Suppose there is a firm that has issued a bond in the market with a face value of $10,000. The maturity period for this bond is fixed for five years with an interest rate of 5% per annum. Now, the investor will not receive back the principal amount before the bond's maturity, i.e., not before five years. For this period of five years, an interest payment called coupon payments is paid by the company in favor of investors. According to the terms and conditions of the market, investors receive a sum of $500 annually at the given rate of interest. After receiving $500 for five years, the investor becomes eligible to receive the principal amount invested initially. Thus, the time after five years is known as the bond's maturity period; and it is the time when the principal amount is paid back to the investor.

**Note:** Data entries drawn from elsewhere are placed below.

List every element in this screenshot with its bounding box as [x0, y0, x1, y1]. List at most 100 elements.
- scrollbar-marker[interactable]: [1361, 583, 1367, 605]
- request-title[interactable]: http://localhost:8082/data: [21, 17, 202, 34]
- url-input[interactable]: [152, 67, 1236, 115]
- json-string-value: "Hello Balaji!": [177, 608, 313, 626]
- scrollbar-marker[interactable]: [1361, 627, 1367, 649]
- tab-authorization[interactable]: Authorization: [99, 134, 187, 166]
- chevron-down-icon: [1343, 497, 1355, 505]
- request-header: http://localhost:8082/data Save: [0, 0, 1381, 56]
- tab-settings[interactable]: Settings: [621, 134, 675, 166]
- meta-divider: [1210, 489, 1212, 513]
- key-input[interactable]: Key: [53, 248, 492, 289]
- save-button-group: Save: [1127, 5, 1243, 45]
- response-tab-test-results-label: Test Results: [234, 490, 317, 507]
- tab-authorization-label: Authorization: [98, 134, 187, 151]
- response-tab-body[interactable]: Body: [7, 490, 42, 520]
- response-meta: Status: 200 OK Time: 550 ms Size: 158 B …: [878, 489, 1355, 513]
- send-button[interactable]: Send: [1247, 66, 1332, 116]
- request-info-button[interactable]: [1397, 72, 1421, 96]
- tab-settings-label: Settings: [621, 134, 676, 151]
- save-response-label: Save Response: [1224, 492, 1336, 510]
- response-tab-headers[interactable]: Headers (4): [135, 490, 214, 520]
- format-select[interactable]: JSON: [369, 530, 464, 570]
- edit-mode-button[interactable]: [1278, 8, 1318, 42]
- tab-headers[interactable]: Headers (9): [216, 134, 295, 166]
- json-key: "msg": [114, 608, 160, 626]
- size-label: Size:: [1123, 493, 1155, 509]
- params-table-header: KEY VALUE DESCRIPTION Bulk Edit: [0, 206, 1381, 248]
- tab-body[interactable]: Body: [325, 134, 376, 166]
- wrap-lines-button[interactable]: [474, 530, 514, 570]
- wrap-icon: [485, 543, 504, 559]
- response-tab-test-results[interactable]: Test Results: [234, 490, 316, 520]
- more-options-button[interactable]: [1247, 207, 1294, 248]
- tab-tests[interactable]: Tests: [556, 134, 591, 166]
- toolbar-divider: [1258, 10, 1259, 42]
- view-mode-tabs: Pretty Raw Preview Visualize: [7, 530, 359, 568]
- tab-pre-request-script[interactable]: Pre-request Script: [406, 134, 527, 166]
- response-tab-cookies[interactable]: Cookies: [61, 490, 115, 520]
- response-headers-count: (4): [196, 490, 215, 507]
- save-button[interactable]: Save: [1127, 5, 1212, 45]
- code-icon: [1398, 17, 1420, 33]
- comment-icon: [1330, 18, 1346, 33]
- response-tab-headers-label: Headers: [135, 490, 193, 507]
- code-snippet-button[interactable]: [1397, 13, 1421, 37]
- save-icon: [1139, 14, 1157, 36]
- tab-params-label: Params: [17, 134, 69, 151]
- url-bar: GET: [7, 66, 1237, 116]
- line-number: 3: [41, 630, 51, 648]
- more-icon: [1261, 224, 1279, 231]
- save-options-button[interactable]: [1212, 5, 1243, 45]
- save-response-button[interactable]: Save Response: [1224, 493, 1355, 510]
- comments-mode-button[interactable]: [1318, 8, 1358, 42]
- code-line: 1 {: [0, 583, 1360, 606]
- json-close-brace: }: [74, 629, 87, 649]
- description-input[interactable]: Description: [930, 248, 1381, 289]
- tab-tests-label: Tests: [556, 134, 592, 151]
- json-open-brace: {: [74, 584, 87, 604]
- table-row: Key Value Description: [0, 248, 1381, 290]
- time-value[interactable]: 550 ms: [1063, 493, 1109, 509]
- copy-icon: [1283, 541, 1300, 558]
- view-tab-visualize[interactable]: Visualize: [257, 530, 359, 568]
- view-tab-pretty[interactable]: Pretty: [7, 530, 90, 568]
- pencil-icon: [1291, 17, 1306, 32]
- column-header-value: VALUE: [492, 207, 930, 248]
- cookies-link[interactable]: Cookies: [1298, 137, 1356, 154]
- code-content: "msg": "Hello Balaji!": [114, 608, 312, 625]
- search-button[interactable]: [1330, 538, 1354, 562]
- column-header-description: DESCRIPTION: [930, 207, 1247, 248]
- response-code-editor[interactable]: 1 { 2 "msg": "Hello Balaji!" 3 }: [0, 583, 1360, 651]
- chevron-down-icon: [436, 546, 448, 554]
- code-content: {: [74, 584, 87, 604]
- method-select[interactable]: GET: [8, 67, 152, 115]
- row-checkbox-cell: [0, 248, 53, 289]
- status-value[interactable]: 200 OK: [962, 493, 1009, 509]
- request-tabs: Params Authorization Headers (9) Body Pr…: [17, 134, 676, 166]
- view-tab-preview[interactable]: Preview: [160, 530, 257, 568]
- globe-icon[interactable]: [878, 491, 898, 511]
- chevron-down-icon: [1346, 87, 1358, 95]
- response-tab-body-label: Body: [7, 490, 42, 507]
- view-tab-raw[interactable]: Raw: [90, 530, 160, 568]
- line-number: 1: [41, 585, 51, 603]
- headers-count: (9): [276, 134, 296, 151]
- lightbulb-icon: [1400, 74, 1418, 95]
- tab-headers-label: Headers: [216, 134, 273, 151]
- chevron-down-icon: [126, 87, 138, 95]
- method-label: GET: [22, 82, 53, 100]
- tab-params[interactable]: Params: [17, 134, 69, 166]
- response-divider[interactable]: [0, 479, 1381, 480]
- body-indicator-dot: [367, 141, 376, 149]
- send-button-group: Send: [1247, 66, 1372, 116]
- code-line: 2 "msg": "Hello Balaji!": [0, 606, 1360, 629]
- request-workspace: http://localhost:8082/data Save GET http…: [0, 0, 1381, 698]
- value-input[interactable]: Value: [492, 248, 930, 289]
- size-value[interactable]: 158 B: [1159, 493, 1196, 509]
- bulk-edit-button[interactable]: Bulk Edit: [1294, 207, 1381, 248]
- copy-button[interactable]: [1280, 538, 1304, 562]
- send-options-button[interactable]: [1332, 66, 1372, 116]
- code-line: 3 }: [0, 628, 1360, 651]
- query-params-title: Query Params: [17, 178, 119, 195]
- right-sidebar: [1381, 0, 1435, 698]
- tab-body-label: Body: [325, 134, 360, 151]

Why Is Fixed Income Important?

5 Key Significance of Fixed Income

  • Fixed income benefits the investors with a fixed sum of money for a fixed period until the maturity of the bond.
  • The payments received from fixed income also helps the investors to maintain their investment portfolio adequately.
  • An investor can earn huge profits if the prices of stock fluctuate periodically resulting in an increased value of that stock.
  • Fixed income investments guarantee substantial gains as the government of an economy strongly backs it.
  • Investors enjoy the benefits of high returns in a case where any claim is made in the event of liquidation of assets.

How to Calculate Fixed Income?

To calculate the fixed income, you need to evaluate the bond value at its maturity including the compound interest. Also, you need to evaluate the coupon payments to estimate the value of the bond at its maturity. It is imperative for you to calculate the total return to evaluate the fixed income return. Thus, the formula to calculate the total return can be given as follows:

Total Return: {[End value of principal + Coupon interest + Compound interest] - (Taxes + Commission) - [Begining value of principal] / Begining value of principal} * 100

Valuation of Fixed Income

Fixed income has been known as the source to earn more profits for an investor in the form of regular payments. Thus, fixed incomes in the form of bonds are more popular than equities due to is a higher rate of interest. In the technique of fixed income valuation, you can get a theoretical value of fixed incomes like a bond or equity. The valuation of fixed income includes determining the present value of an investment's interest payments in its future. This value of the investment is also known as the cash flow of a business. Apart from this, the value of an investment at its maturity is also known as its face value or par value. Therefore, the technique of valuation is used by an investor to determine the rate of return for a fixed income.

Can Fixed Income Funds Lose Money?

There is a widespread misconception among investors that fixed incomes lose or gain money. But in core financial terms, fixed income only depreciate or appreciate in the market depending on their Net Asset Value (NAV). Among various factors, the most crucial one you need to understand is that mutual funds are not safe players. Being an investor, you need to understand the difference between fixed income and bonds with a regular price. In a fixed income, it is widely observed that the value of bonds depreciates with time.